Simultaneous equations are a set of equations containing multiple variables, where all equations must be solved together to find values that satisfy every equation at the same time. For example, the system 2x + 3y = 12 and x − y = 1 has a unique solution (x = 3, y = 2) that makes both equations true simultaneously. They are also called a system of linear equations when all variables appear to the first power only.

There are three main methods: (1) Substitution — rearrange one equation to make a variable the subject, substitute into the other equation, solve, then back-substitute. (2) Elimination — multiply equations to make coefficients match, then add or subtract to eliminate a variable. (3) Cramer’s Rule (determinants) — use matrix determinants to find each variable directly: x = Dx/D, y = Dy/D. This calculator uses Cramer’s rule as the primary method and shows step-by-step working for all methods.

Simultaneous equations have no solution when the lines represented by the equations are parallel — meaning they have the same gradient but different intercepts. Mathematically, this occurs when the determinant D = 0 but Dx or Dy is non-zero. For example, 2x + 3y = 6 and 4x + 6y = 12 represent the same line (infinite solutions), while 2x + 3y = 6 and 4x + 6y = 15 are parallel with no solution. The calculator will identify these cases automatically.
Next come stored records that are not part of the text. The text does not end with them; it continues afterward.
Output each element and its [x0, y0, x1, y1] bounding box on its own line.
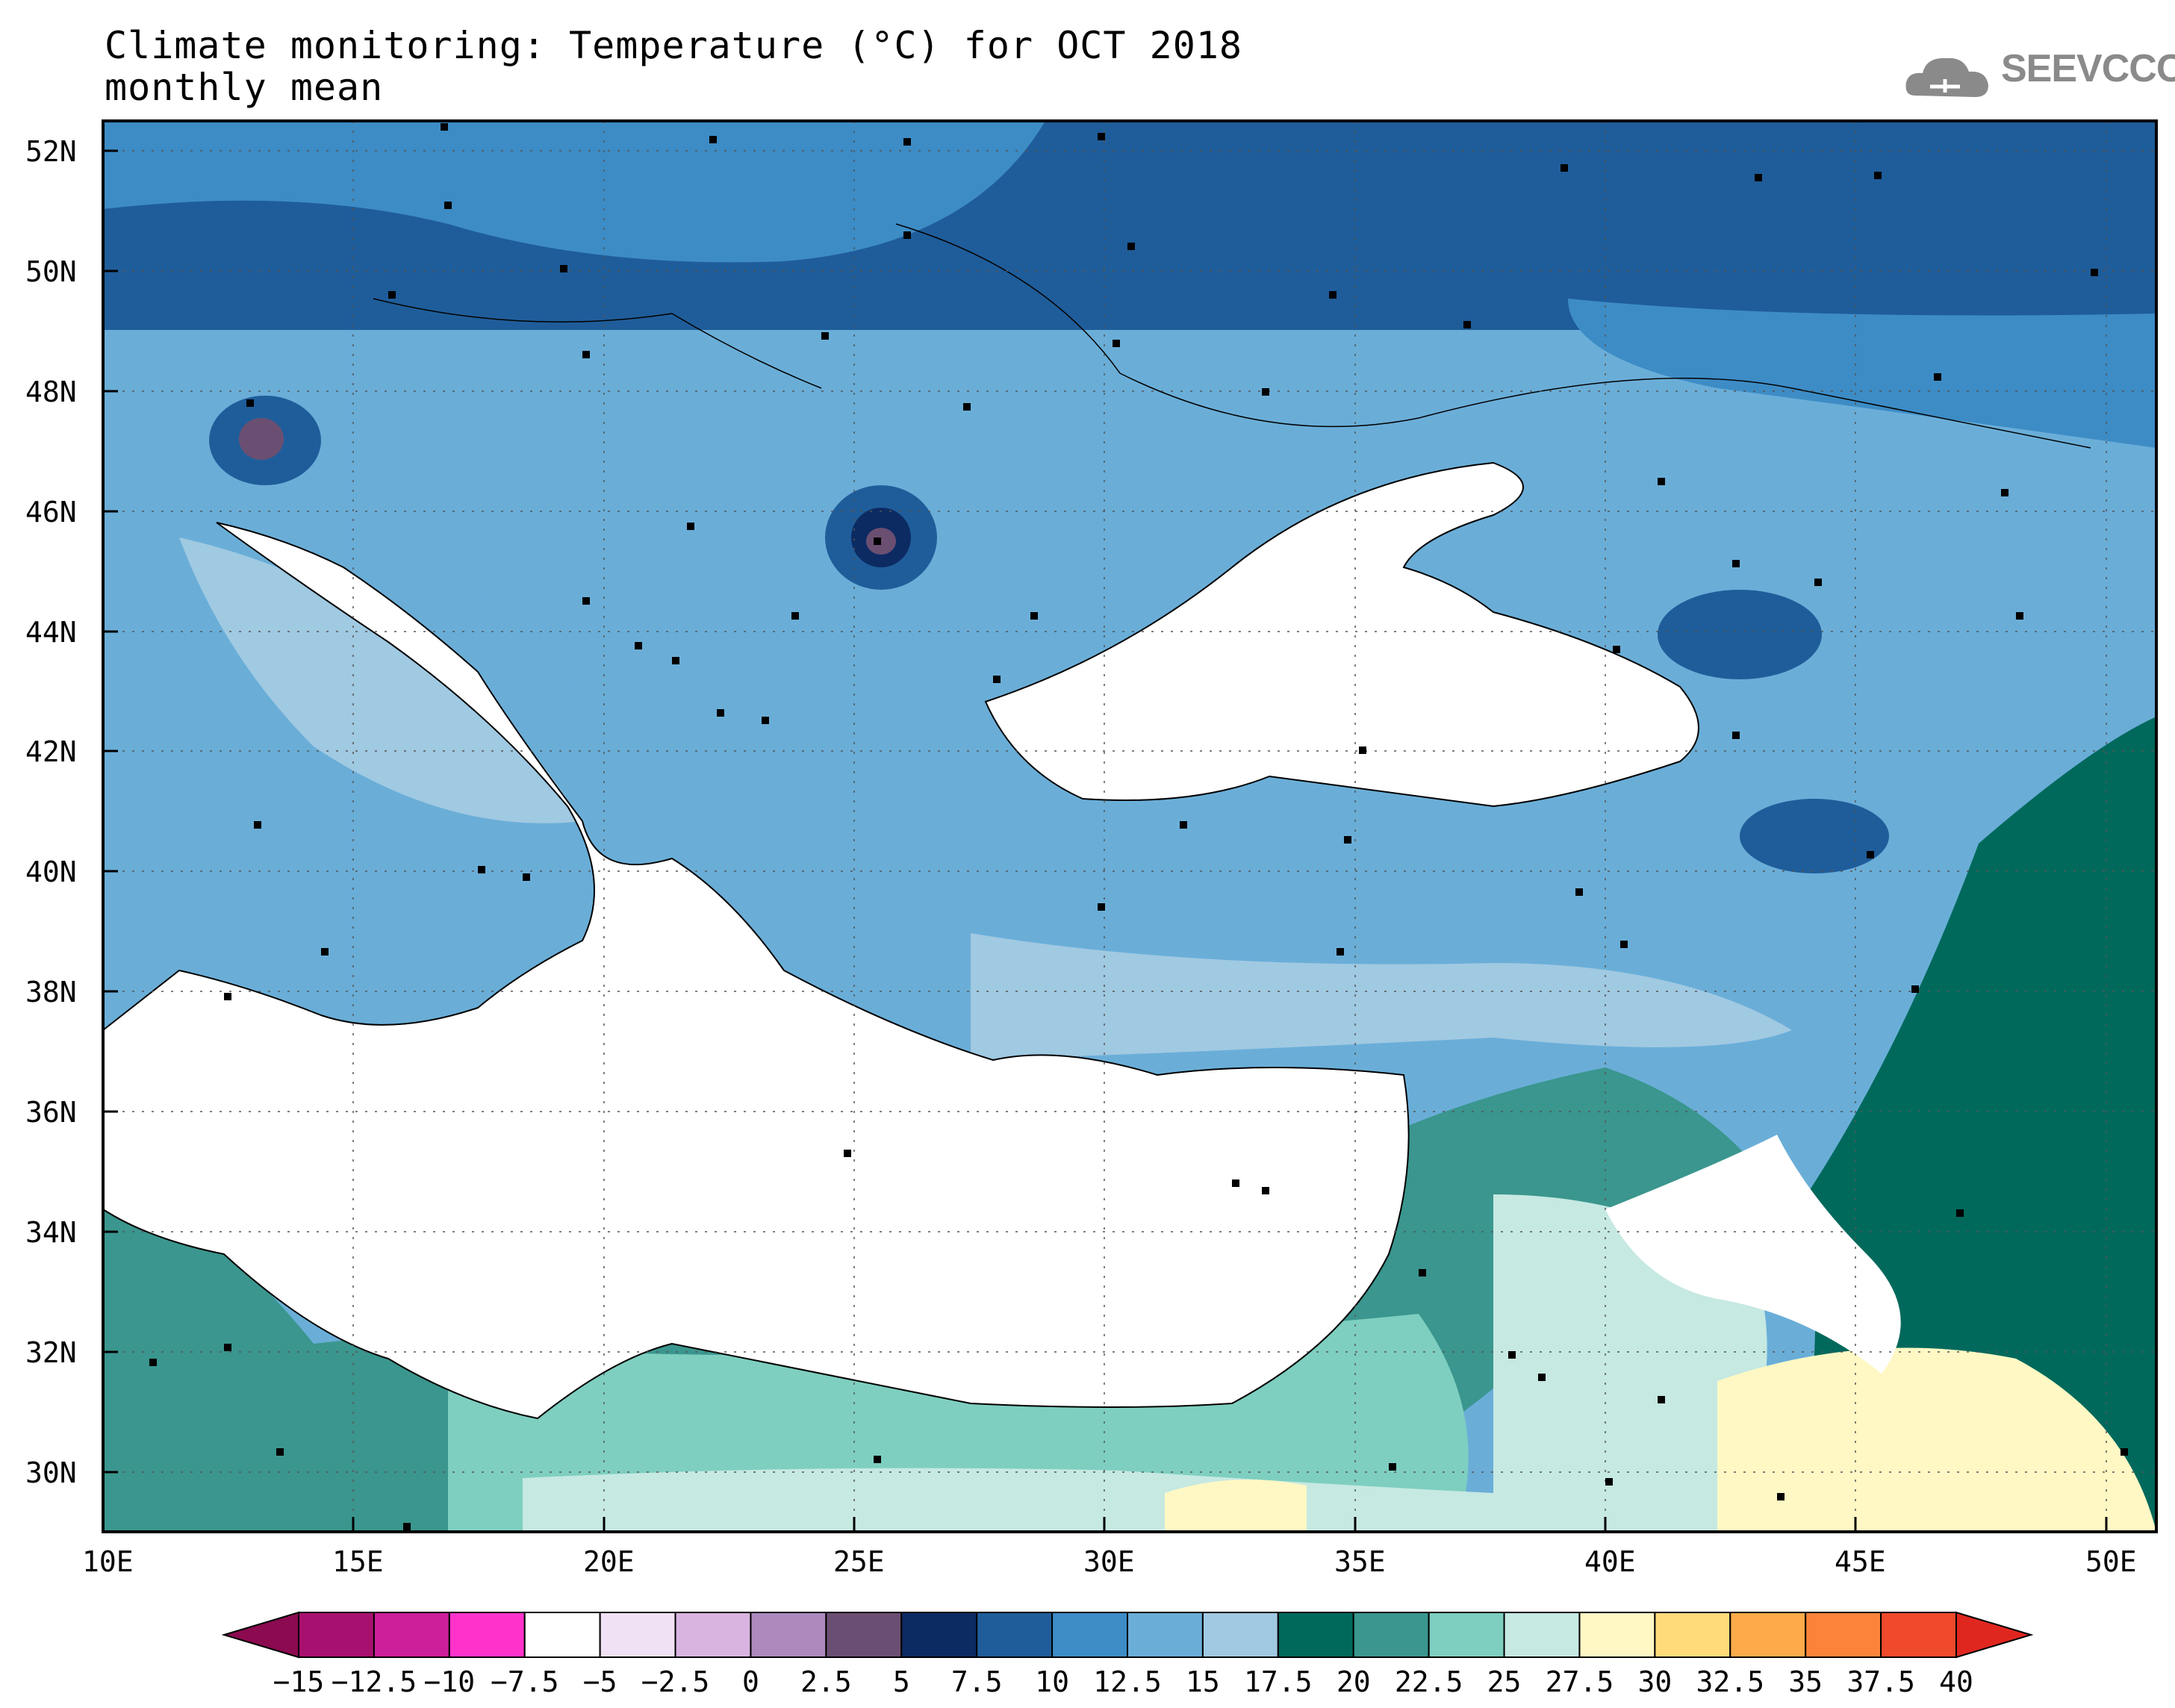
colorbar-label: −12.5: [332, 1665, 417, 1698]
colorbar-box: [1880, 1612, 1957, 1658]
colorbar-box: [1428, 1612, 1505, 1658]
x-tick-label: 35E: [1334, 1545, 1386, 1578]
colorbar-box: [825, 1612, 903, 1658]
colorbar-label: 27.5: [1546, 1665, 1614, 1698]
colorbar-box: [1805, 1612, 1882, 1658]
y-tick-label: 42N: [25, 735, 77, 768]
x-tick-labels: 10E 15E 20E 25E 30E 35E 40E 45E 50E: [82, 1545, 2137, 1578]
colorbar-label: −15: [273, 1665, 325, 1698]
colorbar-box: [900, 1612, 978, 1658]
grid-lines: [103, 121, 2156, 1532]
colorbar-label: 10: [1035, 1665, 1069, 1698]
colorbar-box: [674, 1612, 752, 1658]
colorbar-box: [298, 1612, 375, 1658]
colorbar-label: 12.5: [1093, 1665, 1162, 1698]
logo-text: SEEVCCC: [2001, 47, 2175, 90]
y-tick-label: 34N: [25, 1216, 77, 1249]
map-title: Climate monitoring: Temperature (°C) for…: [105, 24, 1243, 67]
colorbar-box: [1503, 1612, 1581, 1658]
colorbar-label: 25: [1487, 1665, 1522, 1698]
colorbar-label: −2.5: [641, 1665, 710, 1698]
x-tick-label: 30E: [1083, 1545, 1135, 1578]
colorbar-label: 20: [1337, 1665, 1371, 1698]
y-tick-label: 46N: [25, 496, 77, 529]
y-tick-label: 30N: [25, 1456, 77, 1489]
colorbar-label: −10: [423, 1665, 475, 1698]
x-tick-label: 20E: [583, 1545, 635, 1578]
coastlines: [103, 223, 2091, 1420]
x-tick-label: 45E: [1835, 1545, 1886, 1578]
map-frame: [102, 119, 2158, 1533]
x-tick-label: 50E: [2085, 1545, 2137, 1578]
colorbar: [221, 1611, 2034, 1659]
colorbar-box: [1578, 1612, 1656, 1658]
colorbar-box: [1201, 1612, 1279, 1658]
colorbar-label: 35: [1788, 1665, 1823, 1698]
y-tick-label: 50N: [25, 255, 77, 288]
x-tick-label: 25E: [833, 1545, 885, 1578]
y-tick-label: 36N: [25, 1096, 77, 1129]
y-tick-label: 38N: [25, 976, 77, 1009]
colorbar-box: [523, 1612, 601, 1658]
colorbar-label: 37.5: [1846, 1665, 1915, 1698]
colorbar-box: [448, 1612, 526, 1658]
map-subtitle: monthly mean: [105, 66, 384, 109]
colorbar-box: [373, 1612, 450, 1658]
colorbar-label: 15: [1186, 1665, 1220, 1698]
y-tick-label: 32N: [25, 1336, 77, 1369]
y-tick-labels: 30N 32N 34N 36N 38N 40N 42N 44N 46N 48N …: [25, 135, 77, 1489]
colorbar-label: 22.5: [1395, 1665, 1463, 1698]
cloud-icon: [1905, 57, 1988, 97]
x-tick-label: 15E: [332, 1545, 384, 1578]
colorbar-label: 30: [1637, 1665, 1672, 1698]
colorbar-box: [750, 1612, 827, 1658]
colorbar-box: [1654, 1612, 1731, 1658]
temperature-field: [103, 121, 2156, 1532]
colorbar-label: 40: [1939, 1665, 1973, 1698]
axis-ticks: [103, 149, 2108, 1532]
colorbar-max-arrow: [1955, 1611, 2034, 1659]
y-tick-label: 44N: [25, 616, 77, 649]
colorbar-box: [1352, 1612, 1430, 1658]
colorbar-box: [1729, 1612, 1807, 1658]
x-tick-label: 40E: [1584, 1545, 1636, 1578]
colorbar-box: [1277, 1612, 1354, 1658]
colorbar-box: [1051, 1612, 1129, 1658]
station-markers: [149, 123, 2128, 1530]
x-tick-label: 10E: [82, 1545, 134, 1578]
y-tick-label: 40N: [25, 855, 77, 888]
colorbar-box: [1127, 1612, 1204, 1658]
colorbar-label: 32.5: [1696, 1665, 1765, 1698]
colorbar-min-arrow: [221, 1611, 299, 1659]
colorbar-label: −7.5: [491, 1665, 559, 1698]
colorbar-label: 2.5: [800, 1665, 852, 1698]
colorbar-label: 0: [742, 1665, 759, 1698]
colorbar-box: [976, 1612, 1054, 1658]
colorbar-label: −5: [583, 1665, 617, 1698]
colorbar-label: 17.5: [1244, 1665, 1313, 1698]
y-tick-label: 48N: [25, 375, 77, 408]
colorbar-box: [599, 1612, 676, 1658]
colorbar-labels: −15 −12.5 −10 −7.5 −5 −2.5 0 2.5 5 7.5 10 12.5 15 17.…: [273, 1665, 1973, 1698]
y-tick-label: 52N: [25, 135, 77, 168]
colorbar-label: 5: [893, 1665, 910, 1698]
colorbar-label: 7.5: [951, 1665, 1003, 1698]
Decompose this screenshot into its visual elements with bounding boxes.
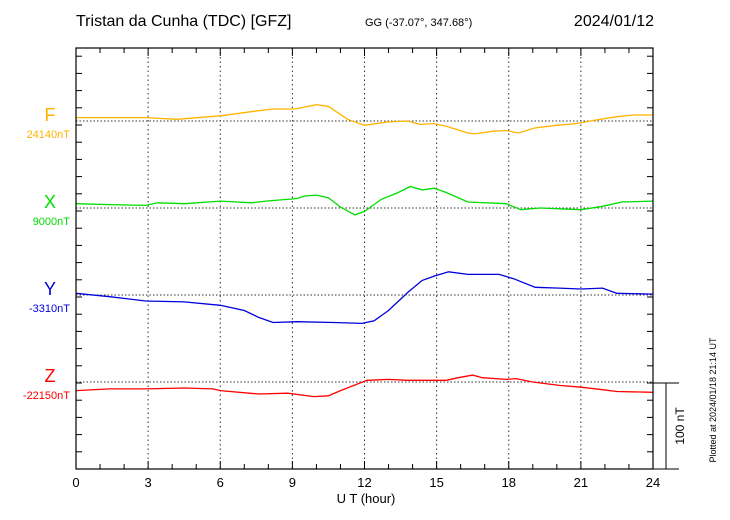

Yes. This calculator supports both 2×2 systems (two equations with two variables x and y) and 3×3 systems (three equations with three variables x, y, and z). For 3×3 systems, it uses the 3×3 determinant method (expansion by minors) to solve using Cramer’s rule. Simply select ‘3 variables’ from the dropdown and enter the coefficients for all three equations.

Cramer’s rule is a method for solving systems of linear equations using determinants. For a 2×2 system ax + by = e, cx + dy = f: the main determinant D = ad − bc, Dx = ed − bf, Dy = af − ec, then x = Dx/D and y = Dy/D. It extends to 3×3 systems using 3×3 determinants. Cramer’s rule only works when D ≠ 0; if D = 0, the system has either no solution or infinitely many solutions. This calculator uses Cramer’s rule as its primary solving method.

Simply enter negative numbers directly into the coefficient fields. For example, for the equation 3x − 2y = 7, enter 3 for the x coefficient, −2 for the y coefficient, and 7 for the constant. The calculator accepts both positive and negative integers and decimals. You can also enter equations in rearranged forms — just ensure all variable terms are on one side and the constant on the other.

You can enter decimal equivalents of fractions directly. For example, ½x + ⅓y = 5 can be entered as 0.5 for the x coefficient and 0.3333 for the y coefficient. For better accuracy, multiply all equations through by a common denominator first to convert fractions to integers — for example, multiply by 6 to get 3x + 2y = 30, which gives exact results.

Substitute the calculated values of x and y (and z for 3-variable systems) back into each original equation. If all equations evaluate correctly, the solution is verified. This calculator includes an automatic verification step that shows each equation with the solution substituted in, confirming that both sides are equal. This is the standard mathematical check for any simultaneous equations solution.